O contraste regional é evidente. Enquanto Lula mantém ampla vantagem no Nordeste, a direita cresce no Sul, Centro-Oeste e parte do Sudeste, o que reforça a importância da região nordestina como base decisiva para a reeleição do presidente. 
Pernambuco no centro da estratégia
É nesse contexto que Pernambuco se torna peça estratégica para o PT. No estado, lideranças petistas passaram a defender abertamente a possibilidade de o presidente contar com mais de um palanque na disputa estadual de 2026. A lógica é simples: ampliar a rede de apoios locais para maximizar a votação de Lula no Nordeste.
Hoje, o estado é governado por Raquel Lyra, que não pertence ao campo tradicional da esquerda, mas mantém diálogo institucional com o governo federal. Nos bastidores da política pernambucana, cresce a avaliação de que Lula pode precisar mais do apoio da governadora do que o contrário.
Isso ocorre porque, embora Raquel Lyra dispute a reeleição com base em uma aliança ampla no estado, Lula depende diretamente da manutenção de altos índices no Nordeste para compensar perdas eleitorais em outras regiões do país.
Mudança de lógica política
Historicamente, o apoio de Lula era considerado decisivo para candidaturas estaduais no Nordeste. Porém, diante da atual configuração política e da competitividade da eleição presidencial, essa lógica começa a se inverter em alguns estados.
Em Pernambuco, por exemplo, a governadora construiu um campo político próprio e ampliou alianças partidárias, o que lhe garante competitividade independentemente da polarização nacional. Já o presidente precisa assegurar que a votação na região continue elevada para sustentar sua vantagem nacional.
Nesse contexto, a possibilidade de dois palanques — ou ao menos de alianças múltiplas — passa a ser vista dentro do PT como uma estratégia pragmática para preservar a hegemonia eleitoral no Nordeste.
Um novo equilíbrio na eleição
A eleição de 2026 tende a ser decidida por variáveis regionais.

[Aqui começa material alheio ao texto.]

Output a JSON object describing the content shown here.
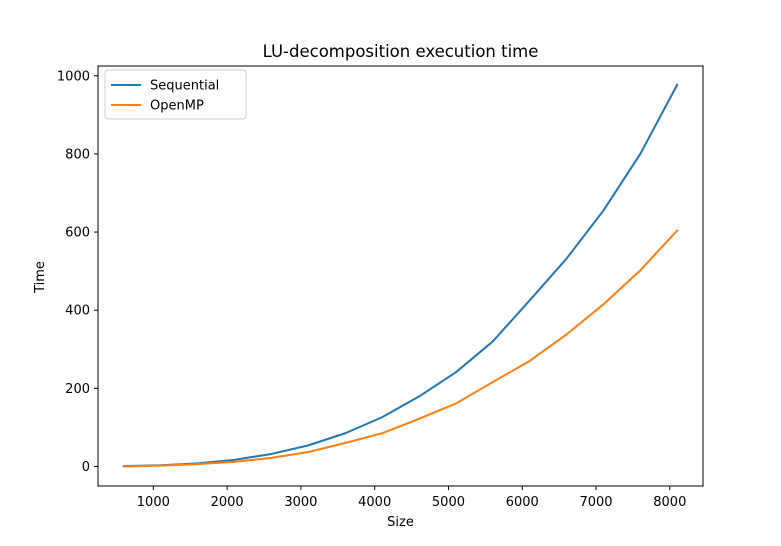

Com o crescimento do bolsonarismo em parte do país e o empate técnico nas pesquisas, o Nordeste volta a ser o principal colchão eleitoral do presidente.
E, dentro dessa equação, Pernambuco ganha peso político. Não apenas como um dos maiores colégios eleitorais da região, mas como um estado onde a relação entre governo estadual e federal pode definir o tamanho da vantagem de Lula.
Por isso, nos bastidores da política local, uma avaliação ganha força: neste momento, Lula pode precisar mais de Raquel Lyra do que Raquel Lyra precisa de Lula.